Le Kalévala est un de ces poèmes que M. William Morris appela un jour les «Bibles du Monde.»

Il se range comme épopée nationale, à côté des poèmes homériques, des Niebelungen, du Shahnameth, et du Mahabharata.

L'admirable traduction que vient d'en publier M. John Martin Crawford sera certainement bien accueillie de tous les lettrés, de tous les amis de la poésie primitive.

M. Crawford, dans sa très intéressante préface, revendique pour les Finlandais le mérite d'avoir commencé, avant toute autre nation européenne, à recueillir et conserver leur antique folklore.

Au dix-septième siècle, nous rencontrons des hommes au goût littéraire tels que Palmsköld, qui travaillèrent à rassembler et interpréter les différents chants des habitants des landes marécageuses du Nord.

Mais le Kalévala proprement dit fut réuni par deux grands érudits finlandais de notre siècle même: Zacharias Topélius et Elias Lönnrot.

Tous deux étaient des médecins praticiens, et leur profession les mettait en contact fréquent avec les gens du peuple.

Topélius, qui réunit quatre-vingts fragments épiques du Kalévala, passa les onze dernières années de sa vie au lit, où le retenait une maladie incurable.
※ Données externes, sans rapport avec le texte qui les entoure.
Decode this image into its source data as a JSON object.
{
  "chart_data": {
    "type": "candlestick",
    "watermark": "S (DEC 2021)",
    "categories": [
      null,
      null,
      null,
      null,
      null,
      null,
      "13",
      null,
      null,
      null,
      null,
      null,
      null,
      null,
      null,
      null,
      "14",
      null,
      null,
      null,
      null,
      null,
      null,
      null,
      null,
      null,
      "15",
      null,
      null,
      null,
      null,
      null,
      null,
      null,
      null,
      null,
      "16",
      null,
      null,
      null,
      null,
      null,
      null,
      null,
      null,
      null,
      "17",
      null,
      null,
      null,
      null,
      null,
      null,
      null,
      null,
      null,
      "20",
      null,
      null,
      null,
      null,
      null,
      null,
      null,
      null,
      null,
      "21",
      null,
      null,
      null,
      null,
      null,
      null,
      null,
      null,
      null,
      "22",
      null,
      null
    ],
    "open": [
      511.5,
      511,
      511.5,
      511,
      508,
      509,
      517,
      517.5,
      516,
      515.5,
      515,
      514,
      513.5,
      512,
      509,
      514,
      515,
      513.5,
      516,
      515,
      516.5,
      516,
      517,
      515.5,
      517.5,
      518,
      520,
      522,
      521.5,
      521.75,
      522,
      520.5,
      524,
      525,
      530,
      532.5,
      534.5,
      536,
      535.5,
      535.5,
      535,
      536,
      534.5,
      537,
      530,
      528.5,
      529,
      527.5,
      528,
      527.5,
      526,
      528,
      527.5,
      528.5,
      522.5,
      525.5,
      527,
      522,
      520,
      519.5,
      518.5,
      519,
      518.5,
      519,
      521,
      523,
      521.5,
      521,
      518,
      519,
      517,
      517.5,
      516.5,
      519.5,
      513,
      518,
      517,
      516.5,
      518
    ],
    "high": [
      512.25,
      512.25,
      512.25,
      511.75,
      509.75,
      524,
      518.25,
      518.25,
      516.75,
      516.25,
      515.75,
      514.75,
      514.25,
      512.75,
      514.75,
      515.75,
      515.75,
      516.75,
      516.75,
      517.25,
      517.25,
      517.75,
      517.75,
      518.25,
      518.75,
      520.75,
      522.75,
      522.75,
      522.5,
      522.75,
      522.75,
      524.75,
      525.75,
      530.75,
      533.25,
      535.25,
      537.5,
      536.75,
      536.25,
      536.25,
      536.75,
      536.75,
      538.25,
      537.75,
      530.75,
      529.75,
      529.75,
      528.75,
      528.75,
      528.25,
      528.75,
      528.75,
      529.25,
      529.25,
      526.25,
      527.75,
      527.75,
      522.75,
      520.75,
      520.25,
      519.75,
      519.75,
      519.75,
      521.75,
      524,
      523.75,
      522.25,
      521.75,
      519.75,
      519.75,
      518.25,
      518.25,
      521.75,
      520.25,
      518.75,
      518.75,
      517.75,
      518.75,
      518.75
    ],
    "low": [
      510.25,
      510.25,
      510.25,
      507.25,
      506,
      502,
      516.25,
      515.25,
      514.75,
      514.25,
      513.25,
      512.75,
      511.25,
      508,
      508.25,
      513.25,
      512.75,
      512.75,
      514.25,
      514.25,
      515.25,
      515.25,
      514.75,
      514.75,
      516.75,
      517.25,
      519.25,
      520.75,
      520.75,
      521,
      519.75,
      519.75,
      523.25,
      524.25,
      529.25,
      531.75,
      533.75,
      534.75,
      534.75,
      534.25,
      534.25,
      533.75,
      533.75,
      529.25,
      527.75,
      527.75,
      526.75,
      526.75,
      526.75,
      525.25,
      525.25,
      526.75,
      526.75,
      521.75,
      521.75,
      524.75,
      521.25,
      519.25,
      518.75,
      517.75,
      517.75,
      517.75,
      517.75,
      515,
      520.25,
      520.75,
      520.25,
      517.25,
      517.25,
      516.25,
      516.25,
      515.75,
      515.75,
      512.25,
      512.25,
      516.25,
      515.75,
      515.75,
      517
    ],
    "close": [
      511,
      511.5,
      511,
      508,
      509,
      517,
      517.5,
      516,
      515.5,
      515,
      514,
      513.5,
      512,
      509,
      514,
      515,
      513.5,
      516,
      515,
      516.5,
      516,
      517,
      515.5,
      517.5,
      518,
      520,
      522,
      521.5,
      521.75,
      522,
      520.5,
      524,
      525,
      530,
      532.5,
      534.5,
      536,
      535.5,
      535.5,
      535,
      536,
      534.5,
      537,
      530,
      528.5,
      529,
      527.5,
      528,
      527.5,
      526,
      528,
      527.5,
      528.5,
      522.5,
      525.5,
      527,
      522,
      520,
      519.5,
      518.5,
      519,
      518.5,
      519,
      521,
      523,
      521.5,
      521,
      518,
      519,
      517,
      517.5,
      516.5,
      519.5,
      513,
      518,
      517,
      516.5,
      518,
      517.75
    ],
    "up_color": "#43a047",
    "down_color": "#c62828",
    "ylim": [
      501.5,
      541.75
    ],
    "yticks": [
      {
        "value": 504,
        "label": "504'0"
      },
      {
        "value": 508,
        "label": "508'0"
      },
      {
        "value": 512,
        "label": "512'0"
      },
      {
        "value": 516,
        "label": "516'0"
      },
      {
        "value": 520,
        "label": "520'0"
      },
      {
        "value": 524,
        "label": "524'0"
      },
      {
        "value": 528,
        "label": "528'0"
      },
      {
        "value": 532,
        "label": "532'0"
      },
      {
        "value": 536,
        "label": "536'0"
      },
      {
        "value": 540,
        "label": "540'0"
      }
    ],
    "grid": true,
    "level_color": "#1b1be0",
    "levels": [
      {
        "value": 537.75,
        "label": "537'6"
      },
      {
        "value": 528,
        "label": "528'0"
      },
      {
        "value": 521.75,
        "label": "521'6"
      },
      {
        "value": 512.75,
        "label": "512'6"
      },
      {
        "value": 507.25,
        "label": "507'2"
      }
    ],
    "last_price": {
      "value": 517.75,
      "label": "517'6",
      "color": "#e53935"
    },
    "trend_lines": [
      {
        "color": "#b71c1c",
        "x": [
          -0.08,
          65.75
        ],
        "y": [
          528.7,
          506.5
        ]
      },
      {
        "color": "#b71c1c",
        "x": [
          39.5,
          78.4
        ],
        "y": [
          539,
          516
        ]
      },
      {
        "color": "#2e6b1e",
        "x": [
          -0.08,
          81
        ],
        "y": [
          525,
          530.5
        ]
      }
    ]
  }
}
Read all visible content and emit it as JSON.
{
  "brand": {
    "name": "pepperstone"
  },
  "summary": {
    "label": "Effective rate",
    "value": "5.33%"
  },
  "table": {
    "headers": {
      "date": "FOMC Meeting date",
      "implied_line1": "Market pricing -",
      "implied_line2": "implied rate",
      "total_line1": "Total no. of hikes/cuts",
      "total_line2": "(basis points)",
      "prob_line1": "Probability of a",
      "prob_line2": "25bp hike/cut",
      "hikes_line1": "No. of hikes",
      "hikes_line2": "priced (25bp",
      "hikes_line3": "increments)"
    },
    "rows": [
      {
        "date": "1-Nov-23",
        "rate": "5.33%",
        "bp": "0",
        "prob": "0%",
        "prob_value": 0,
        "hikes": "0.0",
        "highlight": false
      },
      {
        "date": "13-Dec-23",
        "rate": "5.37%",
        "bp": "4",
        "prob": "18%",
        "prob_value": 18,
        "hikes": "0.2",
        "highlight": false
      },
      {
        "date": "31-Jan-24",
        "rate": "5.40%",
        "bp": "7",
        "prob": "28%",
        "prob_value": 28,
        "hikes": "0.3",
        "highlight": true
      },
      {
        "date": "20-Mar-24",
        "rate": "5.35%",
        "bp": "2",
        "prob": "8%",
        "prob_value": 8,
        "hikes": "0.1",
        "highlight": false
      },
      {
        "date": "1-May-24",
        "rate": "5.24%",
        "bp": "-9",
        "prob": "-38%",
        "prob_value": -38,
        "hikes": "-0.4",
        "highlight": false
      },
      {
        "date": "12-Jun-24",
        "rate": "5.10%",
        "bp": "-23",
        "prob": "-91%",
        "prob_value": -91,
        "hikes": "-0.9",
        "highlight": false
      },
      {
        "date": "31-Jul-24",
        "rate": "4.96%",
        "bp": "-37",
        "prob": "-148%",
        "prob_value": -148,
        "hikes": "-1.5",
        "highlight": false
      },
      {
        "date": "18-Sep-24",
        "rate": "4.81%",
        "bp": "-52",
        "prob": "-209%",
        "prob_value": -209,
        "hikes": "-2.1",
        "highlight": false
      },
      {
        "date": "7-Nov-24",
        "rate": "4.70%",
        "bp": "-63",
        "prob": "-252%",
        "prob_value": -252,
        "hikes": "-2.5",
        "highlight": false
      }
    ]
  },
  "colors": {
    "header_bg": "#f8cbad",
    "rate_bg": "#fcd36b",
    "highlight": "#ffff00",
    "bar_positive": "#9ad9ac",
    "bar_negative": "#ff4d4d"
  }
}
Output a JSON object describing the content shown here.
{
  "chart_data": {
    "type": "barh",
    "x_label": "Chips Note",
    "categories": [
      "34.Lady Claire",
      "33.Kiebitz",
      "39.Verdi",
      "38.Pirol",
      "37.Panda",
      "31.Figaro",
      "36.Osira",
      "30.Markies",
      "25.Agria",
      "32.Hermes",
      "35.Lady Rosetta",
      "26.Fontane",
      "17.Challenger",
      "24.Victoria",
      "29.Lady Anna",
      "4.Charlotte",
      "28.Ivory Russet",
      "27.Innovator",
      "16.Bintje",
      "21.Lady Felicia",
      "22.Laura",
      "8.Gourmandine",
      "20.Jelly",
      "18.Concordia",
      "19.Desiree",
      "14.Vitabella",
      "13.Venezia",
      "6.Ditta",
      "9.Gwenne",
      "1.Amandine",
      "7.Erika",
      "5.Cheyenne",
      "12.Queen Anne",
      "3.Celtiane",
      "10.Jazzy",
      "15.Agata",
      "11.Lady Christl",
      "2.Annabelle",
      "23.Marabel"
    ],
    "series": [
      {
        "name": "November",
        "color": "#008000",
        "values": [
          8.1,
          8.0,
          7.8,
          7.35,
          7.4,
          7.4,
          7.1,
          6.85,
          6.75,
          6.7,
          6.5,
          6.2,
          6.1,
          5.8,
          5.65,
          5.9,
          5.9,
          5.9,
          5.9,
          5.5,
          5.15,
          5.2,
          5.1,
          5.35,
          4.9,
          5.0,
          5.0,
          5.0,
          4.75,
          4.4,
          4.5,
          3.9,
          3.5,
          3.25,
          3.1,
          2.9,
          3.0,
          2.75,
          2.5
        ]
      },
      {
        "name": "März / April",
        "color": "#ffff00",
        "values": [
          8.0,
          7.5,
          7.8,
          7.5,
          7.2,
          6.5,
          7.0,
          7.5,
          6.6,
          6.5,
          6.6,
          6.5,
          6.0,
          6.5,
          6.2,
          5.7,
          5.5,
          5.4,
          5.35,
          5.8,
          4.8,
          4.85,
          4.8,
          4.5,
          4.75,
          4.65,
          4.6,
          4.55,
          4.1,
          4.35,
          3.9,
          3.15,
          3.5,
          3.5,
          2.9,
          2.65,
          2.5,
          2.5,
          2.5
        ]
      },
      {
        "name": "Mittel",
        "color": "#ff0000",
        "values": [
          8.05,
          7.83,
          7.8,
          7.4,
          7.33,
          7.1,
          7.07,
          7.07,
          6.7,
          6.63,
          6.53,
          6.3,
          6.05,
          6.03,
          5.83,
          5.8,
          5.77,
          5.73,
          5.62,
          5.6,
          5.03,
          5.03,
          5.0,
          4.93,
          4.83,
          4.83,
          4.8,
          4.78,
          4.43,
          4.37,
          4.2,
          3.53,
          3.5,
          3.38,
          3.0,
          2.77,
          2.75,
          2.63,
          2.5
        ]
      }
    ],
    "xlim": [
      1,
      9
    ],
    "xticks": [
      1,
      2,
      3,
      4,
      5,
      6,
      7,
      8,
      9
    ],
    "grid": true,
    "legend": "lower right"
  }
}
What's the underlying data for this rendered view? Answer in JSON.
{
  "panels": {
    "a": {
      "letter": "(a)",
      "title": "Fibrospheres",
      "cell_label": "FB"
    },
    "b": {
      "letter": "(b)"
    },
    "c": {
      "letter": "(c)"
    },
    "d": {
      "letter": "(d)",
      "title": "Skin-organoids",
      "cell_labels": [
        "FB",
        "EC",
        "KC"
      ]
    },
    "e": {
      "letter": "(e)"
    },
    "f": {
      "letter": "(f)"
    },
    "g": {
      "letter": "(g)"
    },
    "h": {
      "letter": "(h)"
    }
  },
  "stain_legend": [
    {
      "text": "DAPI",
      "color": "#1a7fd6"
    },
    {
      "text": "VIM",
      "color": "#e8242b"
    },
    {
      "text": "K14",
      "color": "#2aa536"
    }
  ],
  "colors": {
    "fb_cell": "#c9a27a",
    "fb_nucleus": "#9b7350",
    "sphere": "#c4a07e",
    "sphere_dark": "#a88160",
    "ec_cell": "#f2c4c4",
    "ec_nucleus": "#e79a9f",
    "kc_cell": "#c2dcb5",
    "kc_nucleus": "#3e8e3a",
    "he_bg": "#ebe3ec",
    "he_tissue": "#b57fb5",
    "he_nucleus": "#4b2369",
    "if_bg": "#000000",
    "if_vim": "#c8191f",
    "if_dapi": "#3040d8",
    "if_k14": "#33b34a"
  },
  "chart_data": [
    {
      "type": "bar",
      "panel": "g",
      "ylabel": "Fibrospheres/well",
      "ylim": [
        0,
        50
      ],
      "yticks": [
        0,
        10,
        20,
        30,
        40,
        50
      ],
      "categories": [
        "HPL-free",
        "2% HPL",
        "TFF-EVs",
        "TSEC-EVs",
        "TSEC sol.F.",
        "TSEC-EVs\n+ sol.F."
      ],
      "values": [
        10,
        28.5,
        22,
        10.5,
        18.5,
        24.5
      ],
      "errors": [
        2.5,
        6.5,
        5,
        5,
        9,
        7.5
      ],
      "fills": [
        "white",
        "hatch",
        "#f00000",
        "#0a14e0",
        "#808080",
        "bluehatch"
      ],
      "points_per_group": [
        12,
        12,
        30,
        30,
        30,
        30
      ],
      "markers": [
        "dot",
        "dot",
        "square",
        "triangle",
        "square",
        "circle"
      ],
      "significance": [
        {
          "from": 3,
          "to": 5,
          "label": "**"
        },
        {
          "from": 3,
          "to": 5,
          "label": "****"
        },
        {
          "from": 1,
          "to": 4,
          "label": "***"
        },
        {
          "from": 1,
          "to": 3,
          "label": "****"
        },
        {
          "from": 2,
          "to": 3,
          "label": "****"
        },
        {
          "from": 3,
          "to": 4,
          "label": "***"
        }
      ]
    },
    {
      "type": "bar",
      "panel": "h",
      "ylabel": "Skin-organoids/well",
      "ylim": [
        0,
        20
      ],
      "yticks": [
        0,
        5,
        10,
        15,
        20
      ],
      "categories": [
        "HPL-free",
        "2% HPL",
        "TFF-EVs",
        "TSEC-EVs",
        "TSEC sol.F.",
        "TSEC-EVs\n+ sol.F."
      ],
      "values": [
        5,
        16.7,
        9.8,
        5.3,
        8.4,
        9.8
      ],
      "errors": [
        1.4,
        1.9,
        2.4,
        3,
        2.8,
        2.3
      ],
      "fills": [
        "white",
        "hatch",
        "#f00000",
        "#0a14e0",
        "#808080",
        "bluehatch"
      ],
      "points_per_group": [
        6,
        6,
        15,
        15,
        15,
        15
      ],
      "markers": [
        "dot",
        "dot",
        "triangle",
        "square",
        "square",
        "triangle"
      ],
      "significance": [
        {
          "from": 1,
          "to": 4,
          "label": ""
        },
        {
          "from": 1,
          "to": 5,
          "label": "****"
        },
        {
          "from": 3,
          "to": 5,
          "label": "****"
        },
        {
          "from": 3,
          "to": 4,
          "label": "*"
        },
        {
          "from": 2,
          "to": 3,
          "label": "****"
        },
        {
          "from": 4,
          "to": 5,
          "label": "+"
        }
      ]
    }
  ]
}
Mais ce malheur ne refroidit point son enthousiasme.

M. Crawford nous apprend qu'il avait coutume de grouper les colporteurs finlandais auprès de son lit et de les inviter à chanter leurs poésies épiques, qu'il transcrivait à mesure qu'elles étaient récitées, et quand il entendait parler d'un ménestrel finlandais réputé, il faisait tout son possible pour faire venir chez lui le chanteur et recueillir de lui de nouveaux fragments de l'épopée nationale.

Lönnrot parcourut tout le pays à cheval, en traîneau attelé de rennes, en canot, recueillant vieux poèmes et chants chez les chasseurs, les pêcheurs, les bergers.

Chacun lui donnait son concours, et il eut la bonne fortune de trouver un vieux paysan, un des plus vieux parmi les runolainen de la province russe de Wuokinlem, qui surpassait de beaucoup tous les autres chanteurs du pays, et il obtint de lui l'une des rimes les plus splendides du poème.

Et certainement, le Kalévala, tel que nous le possédons, est un des grands poèmes du monde.

Il ne serait peut-être pas tout à fait exact de le présenter comme une épopée.

Il lui manque l'unité centrale du vrai poème épique dans le sens que nous donnons à ce mot.

On y trouve bien des héros, outre Wainamoinen.

C'est à proprement parler un recueil de chants populaires et de ballades.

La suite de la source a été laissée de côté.